Jeremy Irvine does such a bang-up job replicating Firth’s voice and mannerisms that it almost seems a shame to return to the present. But Teplitzky must in order to bring the tale to its dramatic conclusion: a far from happy reunion between Lomax and Nagase, the erstwhile interpreter cum torturer who, in an ironic twist of fate, makes his living now as a tour guide at what remains of the labour camp where the pair first met.
Lomax’s story, previously told in his autobiography and a 1995 TV drama with John Hurt, is a gift to any movie-maker. It is a pity, then, that screenwriters Frank Cottrell Boyce and Andy Paterson feel the need to embellish it, first by bumping off a central character we had rather grown to like and later by having Firth go postal on the older Nagase (Hiroyuki Sanada) in a most un-Darcy-like fashion.
The force of the narrative remains undimmed, though, thanks in part to the scenes shot in the actual jungle where the Death Railway once ran and others featuring convincing recreations in Queensland, Australia. Yet for many it will be the sequences shot on the Bo’Ness and Kinneil heritage railway in Scotland that strike the most resonant chords, Teplitzky evoking a bygone age of train travel you don’t have to be Michael Portillo to appreciate.
Comparisons will inevitably be made with trackside romance Brief Encounter, as well as David Lean’s The Bridge on the River Kwai. The Railway Man isn’t really a match for either of those classics, but it’s surely saying something that it doesn’t look too out of place in their illustrious company.
Verdict: A powerful story of survival and redemption gets the respectful treatment it deserves in a film that shines new light on a grim WWII episode that has largely been forgotten.

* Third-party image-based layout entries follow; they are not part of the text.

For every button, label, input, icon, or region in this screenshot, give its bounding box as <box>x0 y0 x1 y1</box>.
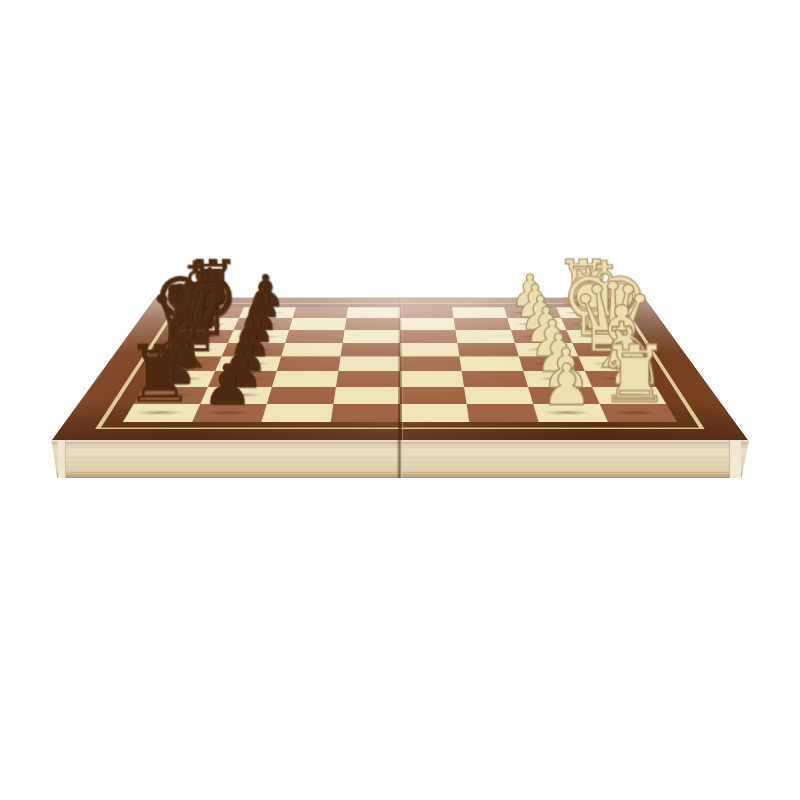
square-c1 <box>585 371 656 387</box>
square-f5 <box>343 330 400 343</box>
piece-shadow <box>510 311 549 314</box>
square-b3 <box>464 387 533 404</box>
piece-shadow <box>576 335 619 338</box>
square-c3 <box>462 371 528 387</box>
square-c7 <box>208 371 277 387</box>
product-photo: ♜♟♟♜♞♟♟♞♝♟♟♝♛♟♟♛♚♟♟♚♝♟♟♝♞♟♟♞♜♟♟♜ <box>0 0 800 800</box>
square-d3 <box>459 356 523 371</box>
square-h5 <box>346 307 400 318</box>
square-c2 <box>523 371 592 387</box>
board-hinge-seam <box>398 298 402 440</box>
square-f3 <box>455 330 514 343</box>
square-d5 <box>338 356 400 371</box>
piece-shadow <box>569 323 610 326</box>
square-e4 <box>400 343 459 357</box>
piece-shadow <box>541 393 590 398</box>
square-d4 <box>400 356 462 371</box>
square-b5 <box>333 387 400 404</box>
square-h3 <box>452 307 507 318</box>
square-e3 <box>457 343 518 357</box>
square-d6 <box>277 356 341 371</box>
square-b4 <box>400 387 467 404</box>
box-front-edge <box>48 440 752 478</box>
square-g5 <box>345 318 400 330</box>
square-f6 <box>285 330 344 343</box>
square-g3 <box>454 318 511 330</box>
piece-shadow <box>563 311 603 314</box>
box-edge-hinge-gap <box>397 440 403 478</box>
box-edge-endgrain-left <box>58 440 66 478</box>
square-h6 <box>293 307 348 318</box>
square-g6 <box>289 318 346 330</box>
square-e6 <box>281 343 342 357</box>
piece-shadow <box>530 362 575 366</box>
square-c4 <box>400 371 464 387</box>
square-c8 <box>144 371 215 387</box>
square-h4 <box>400 307 454 318</box>
piece-shadow <box>519 335 561 338</box>
piece-shadow <box>515 323 556 326</box>
chess-board: ♜♟♟♜♞♟♟♞♝♟♟♝♛♟♟♛♚♟♟♚♝♟♟♝♞♟♟♞♜♟♟♜ <box>52 298 748 440</box>
square-b6 <box>267 387 336 404</box>
piece-shadow <box>590 362 636 366</box>
photo-scene: ♜♟♟♜♞♟♟♞♝♟♟♝♛♟♟♛♚♟♟♚♝♟♟♝♞♟♟♞♜♟♟♜ <box>0 0 800 800</box>
square-e5 <box>341 343 400 357</box>
square-c5 <box>336 371 400 387</box>
square-g4 <box>400 318 455 330</box>
square-c6 <box>272 371 338 387</box>
square-f4 <box>400 330 457 343</box>
box-edge-endgrain-right <box>729 440 741 478</box>
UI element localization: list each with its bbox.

What Sky Movies' Elliott Noble thought:
"An incredible tale of love, courage and humanity - and their opposites - the story of Eric Lomax sounds like it was dreamed up in a Hollywood melodrama workshop. But it’s true...
Budgetary constraints obviously prevent Teplitsky from delivering any of the spectacle of a Private Ryan or a Bridge on the River Kwai. But, blow by blow, the serial brutality makes its point. Terrible things can happen on a beautiful day."